When the Morgridge Center began looking for a new director, Underwood recalled those conversations, believing Cramer would be perfect for the job. But it would take a while to convince Cramer.
“The previous director, Nancy Matthews, received a job offer and had to come up with a short list of people to be nominated. She called me and said, ‘I want to put you on the short list, what do you think?’ And I said, ‘No way! I’m a single mom, my daughter is 7, I just became a full professor, I feel like I’m in the prime of my publishing career. No, nuh-uh,’” says Cramer.
Cramer attributes the nomination to her immense love of Wisconsin. “I guess people were aware just how invested I am in this state and what a total homer I am,” says Cramer. “I just love this institution, I love this state; I’m willing to do a lot for it, I was going to say die, but I’m not quite sure, it just means a lot to me.”
When Cramer turned the job down, Underwood reached out, attempting to change her mind. The two had a long conversation about the pros and cons, including the loss of schedule flexibility and the difficulties of being a single mom.
“That was one thing that she was really concerned about,” says Underwood. “I understand what it’s like to try and raise a child by yourself while holding down a busy job. I raised my children alone while I was an administrator. Administrative jobs aren’t typical 9-to-5 jobs, and they’re not typical faculty member jobs, where you have a lot of flexibility. But I talked to her about the need to balance that and to make sure that your children get what they need, because they come first.”
The phone conversation was enough to get Cramer to reconsider. “Julie was great to talk to on a personal level, but she also just said this is the stuff that you care about, you will flourish in this job,” Cramer recalls. “She pointed out to me what was right in front of my face, this job was meant for you. You need to do this job.”
Hanna Vadeboncoeur
UW-Madison students pose with teens in Ethiopia during a literacy project through the Wisconsin Idea Fellowships — a Morgridge Center program. The center’s programs stress improving lives around the state and world.
Now that Cramer has settled in to the position, she hopes to broaden the Morgridge Center’s statewide reach, expanding partnerships and sending volunteers outside of Dane County.

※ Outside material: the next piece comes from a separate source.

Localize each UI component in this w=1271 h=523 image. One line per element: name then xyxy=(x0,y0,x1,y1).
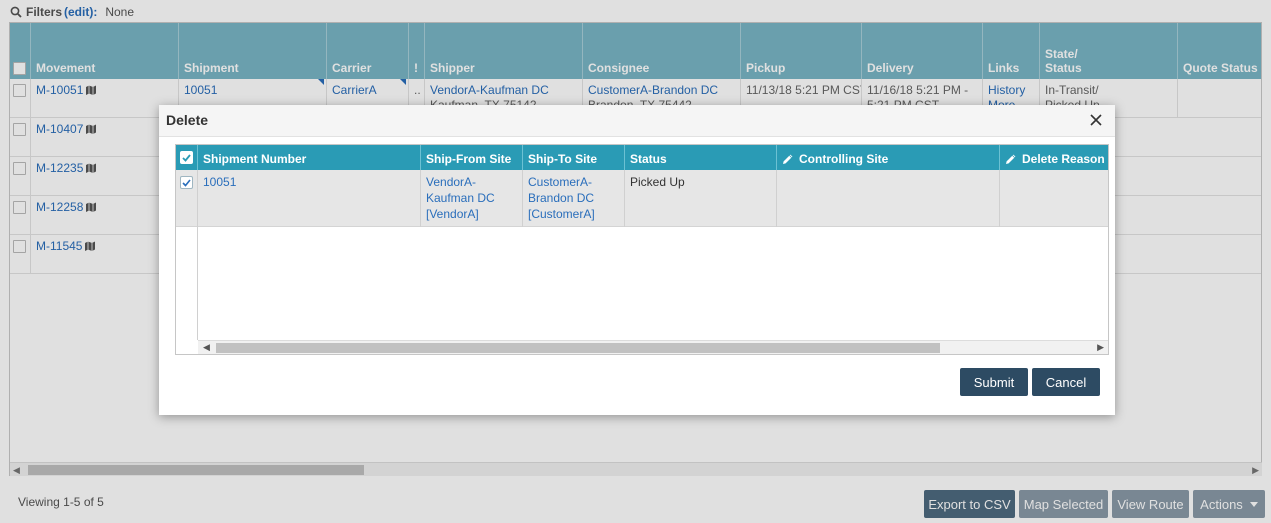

“The idea that the university belongs to the people of the state is pervasive, and the idea that it had better be contributing to its prosperity whether economically or by increasing quality of life is a very familiar idea, maybe even more so in Wisconsin than in other states,” says Cramer.
This year the center will begin a program funded by the Division of Continuing Studies to send in-state students home for the summer to lead community-based programs.
“It’s one small step towards conveying to communities that we want to be involved, we want to help them meet their needs, we want to share the brilliance of our students with them,” Cramer says. “Throughout all of our work we constantly remind ourselves that we are not the experts; our job is to figure out how to collaborate, to listen well enough to know what people are trying to achieve and then match that with resources on campus that can help the community.”
Rouse says this outreach mission can be embraced by people of all political stripes.
“Whether you are a conservative and you think government should be smaller or a liberal and think it should be larger, you don’t have a well-functioning government and working democracy unless ordinary people like you and me participate in public service,” says Rouse. “What we’re trying to do with our students is to not only introduce them to public service but also to set them on a lifelong course of being good citizens.”
Cramer echoes that sentiment, saying it’s important to lead the institute in its pursuit of preparing students to be active members of society. “One of the things we have to offer and encourage in our students is being involved in their community and having the skills to be active, democratic citizens.”